Trois ans après les événements du premier film, l’histoire de La Reine des Neiges II est pleine de rebondissements ; grâce à ses musiques enivrantes, ses personnages toujours plus attachants et sa magie folle, elle nous emporte du début à la fin dans une expérience rare et offre aux Studios d’Animation Walt Disney la meilleure suite de leur existence. Le film décuple à peu près tout (voire fait mieux) par rapport au premier, qui était déjà en soi un pur bijou. Véritable conte de fées mythique sur la famille, la découverte de soi, le courage et le pouvoir de ne jamais abandonner, il élargit un univers toujours plus attrayant et construit dans la déconstruction des axes narratifs et des mystères. Il va sans dire que cette épopée mystique, musicale et émouvante pose plusieurs questions (les origines des pouvoirs de Elsa, leur ascendance, les menaces qui pèsent sur Arendelle), tentent d’y répondre mais pas forcément de la manière qu’on l’imagine et c’est tant mieux car presque ou peu de choses sont prévisibles dans cette histoire.
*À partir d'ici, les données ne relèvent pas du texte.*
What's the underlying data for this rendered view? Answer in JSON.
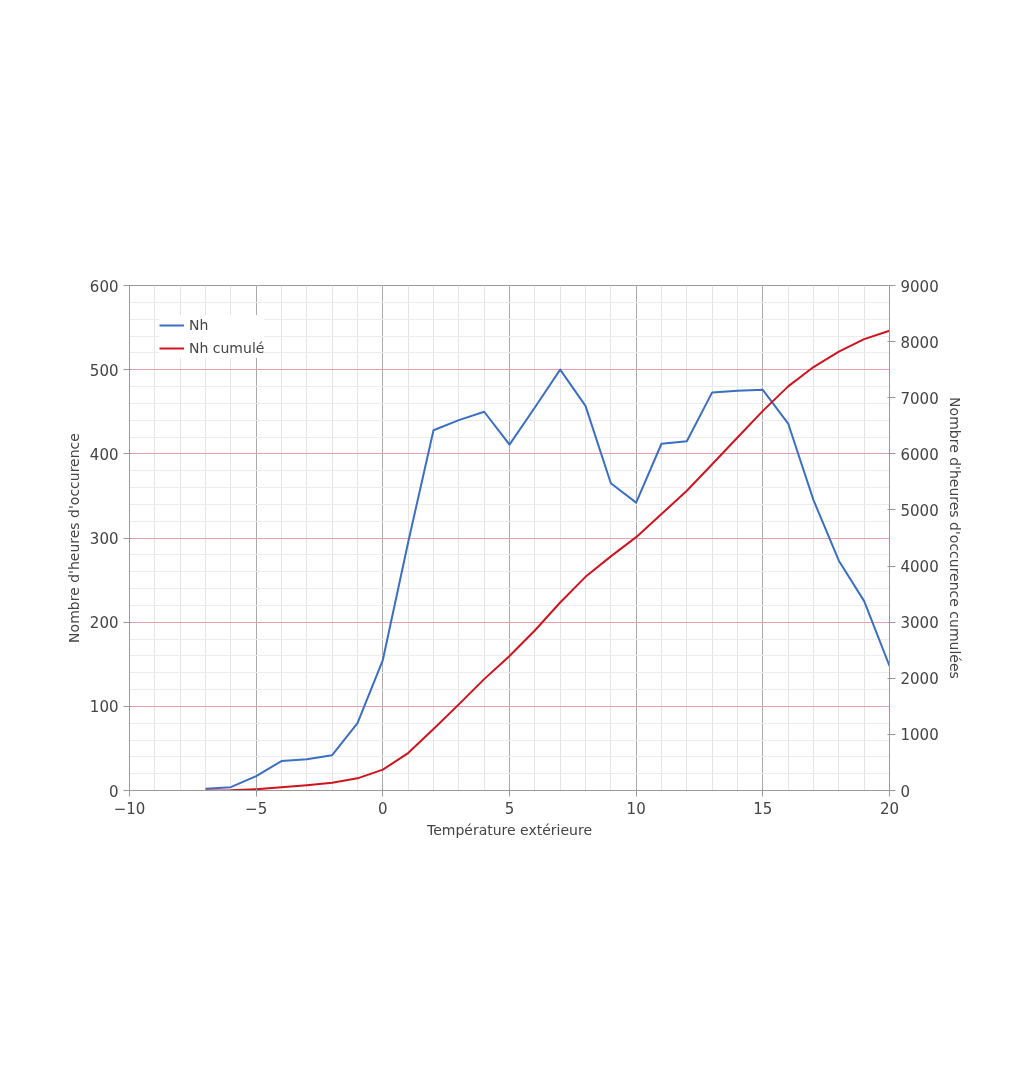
{
  "chart_data": {
    "type": "line",
    "xlabel": "Température extérieure",
    "ylabel": "Nombre d'heures d'occurence",
    "y2label": "Nombre d'heures d'occurence cumulées",
    "x": [
      -7,
      -6,
      -5,
      -4,
      -3,
      -2,
      -1,
      0,
      1,
      2,
      3,
      4,
      5,
      6,
      7,
      8,
      9,
      10,
      11,
      12,
      13,
      14,
      15,
      16,
      17,
      18,
      19,
      20
    ],
    "series": [
      {
        "name": "Nh",
        "color": "#3a6fc4",
        "values": [
          2,
          4,
          17,
          35,
          37,
          42,
          80,
          155,
          295,
          428,
          440,
          450,
          411,
          455,
          500,
          457,
          365,
          342,
          412,
          415,
          473,
          475,
          476,
          436,
          345,
          273,
          225,
          148
        ]
      },
      {
        "name": "Nh cumulé",
        "color": "#d0141e",
        "axis": "y2",
        "values": [
          2,
          6,
          23,
          58,
          95,
          137,
          217,
          372,
          667,
          1095,
          1535,
          1985,
          2396,
          2851,
          3351,
          3808,
          4173,
          4515,
          4927,
          5342,
          5815,
          6290,
          6766,
          7202,
          7547,
          7820,
          8045,
          8193
        ]
      }
    ],
    "xlim": [
      -10,
      20
    ],
    "xticks": [
      -10,
      -5,
      0,
      5,
      10,
      15,
      20
    ],
    "ylim": [
      0,
      600
    ],
    "yticks": [
      0,
      100,
      200,
      300,
      400,
      500,
      600
    ],
    "y2lim": [
      0,
      9000
    ],
    "y2ticks": [
      0,
      1000,
      2000,
      3000,
      4000,
      5000,
      6000,
      7000,
      8000,
      9000
    ],
    "grid": true,
    "legend": "top left",
    "marker": "none",
    "line_style": "solid"
  }
}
On en ressort également avec d’autres questions en tête car le film a ce pouvoir d’éveiller la réflexion du spectateur sur l’après sans pour autant tomber dans la facilité d’un « cliffhanger » qui aurait nui au ressenti final.

grand pa elsa anna

L’accueil triomphal réservé au premier volet est sur le point de se renouveler avec ce nouveau chapitre, qui rencontrera un triple succès, celui d’être la suite du film aux 1000 éloges de 2013, celui d’être le film parfait de Noël et celui de constituer une superbe histoire époustouflante qui émerveillera petits et grands. La Reine des Neiges II est en passe de réaliser de nouveaux exploits au cinéma et d’achever avec Star Wars : L’Ascension de Skywalker, probablement l’année au box-office la plus exceptionnelle qu’ait connu la firme aux grandes oreilles depuis sa création. Elle conforte également la place de nouvelle leader créative de Jennifer Lee à la tête du studio fondé par Walt, plus épanoui que jamais.